Contraintes du plan unique, mise en scène dynamique, situations très variées, dialogues et silences scrupuleusement écrits, direction d’acteurs quasi-perfectionniste : Coming Apart renvoie au cinéma-vérité, avec tout ce que cela comporte en situations inopinées, captées au gré du hasard. En opposition et pour ce faire, armé d’une impressionnante volonté d’exactitude, Ginsberg a minutieusement agencé son film. Priorité aux temps de respiration pour obtenir maints effets d’improvisation. Certains prises pouvaient durer jusqu’à dix minutes. Une réplique oubliée : le cinéaste re-filmait son plan jusqu’à concordance parfaite avec le scénario ; l’effet « caméra caché » en plan unique ne permettant évidemment pas de coupes intra-séquences. Certaines d’entre-elles ont même été tournées alors que les acteurs pensaient répéter. « J’étais à l’époque très influencé par l’idée du ‘courant de conscience’ en littérature. Certes, la caméra n’autorise en apparence qu’un point de vue externe, c’est un outil très différent de l’écriture littéraire qui permet le monologue intérieur. Pourtant, on a l’impression de partager l’intimité de Joe, de connaître une certaine vérité sur lui, peut-être davantage que s’il se confiait directement à nous. C’est une autre forme d’introspection ».

Régénérations
En matière de réalisation, après Coming Apart, Milton Moses Ginsberg en est resté à quelques courts métrages très dilués dans le temps, et s’est davantage consacré à son métier de monteur pour des fictions et documentaires télévisés. « Je me suis perdu en cours de route. Ma vie après le film se mit à ressembler encore plus fortement à celle de Joe », nous confie le réalisateur. En 1973, il retenta pourtant l’expérience du long métrage avec une satire politique, The Werewolf of Washington. Un film comprimé au montage : des 90 minutes initialement prévues, il n’en conservera que 25. Parmi ses thèmes de prédilection : la politique. Un sujet développé dans "The Big Bang ", son roman noir : l’histoire d’une jeune fille proche de Marilyn Monroe peu avant sa mort et témoin des manipulations médiatiques entourant l’affaire.
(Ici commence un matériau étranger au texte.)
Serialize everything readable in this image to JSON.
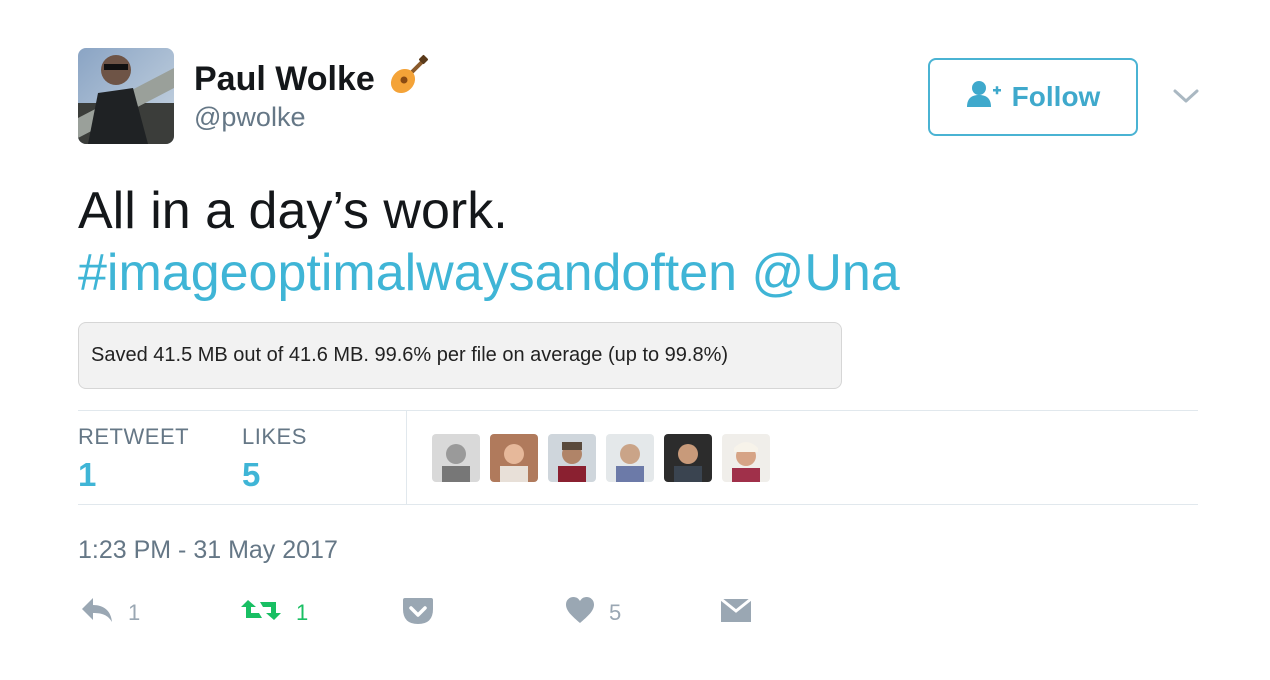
{
  "tweet": {
    "author": {
      "display_name": "Paul Wolke",
      "handle": "@pwolke",
      "badge_icon": "guitar-icon"
    },
    "follow_button": {
      "label": "Follow",
      "icon": "add-user-icon"
    },
    "menu_icon": "chevron-down-icon",
    "text_line1": "All in a day’s work.",
    "hashtag": "#imageoptimalwaysandoften",
    "mention": "@Una",
    "image_note": "Saved 41.5 MB out of 41.6 MB. 99.6% per file on average (up to 99.8%)",
    "stats": {
      "retweets_label": "RETWEET",
      "retweets_value": "1",
      "likes_label": "LIKES",
      "likes_value": "5",
      "likers_count": 6
    },
    "timestamp": "1:23 PM - 31 May 2017",
    "actions": {
      "reply_count": "1",
      "retweet_count": "1",
      "like_count": "5",
      "icons": [
        "reply-icon",
        "retweet-icon",
        "pocket-icon",
        "heart-icon",
        "message-icon"
      ]
    },
    "colors": {
      "link": "#3fb5d6",
      "retweet_active": "#19bf63",
      "muted": "#657786",
      "action_gray": "#9aa7b3"
    }
  }
}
Milton Moses Ginsberg vient récemment d’écrire un écho à Coming Apart. Une suite, en quelque sorte, centrée sur une héroïne féminine. Sujets et intrigues de ce film à venir : le périple psychologique d’une femme psychiatre qui, enquêtant sur le suicide d’une patiente, est amené à entreprendre son propre examen de conscience. « Je cherche une actrice européenne pour jouer le rôle, nous signale Ginsberg. « Je reste passionné par le cinéma, j’ai encore envie de faire des films qui parlent de gens ‘vrais’ et ordinaires, des gens qui ont du mal à aimer, à s’engager, et qui doivent vivre avec leurs échecs personnels. Un réalisateur avide de nouveauté. Qui ne plus est, il ne manque pas de singularité ; c’est le moins qu’on puisse dire. On est d’ores et déjà impatients de goûter à sa prochaine chronique.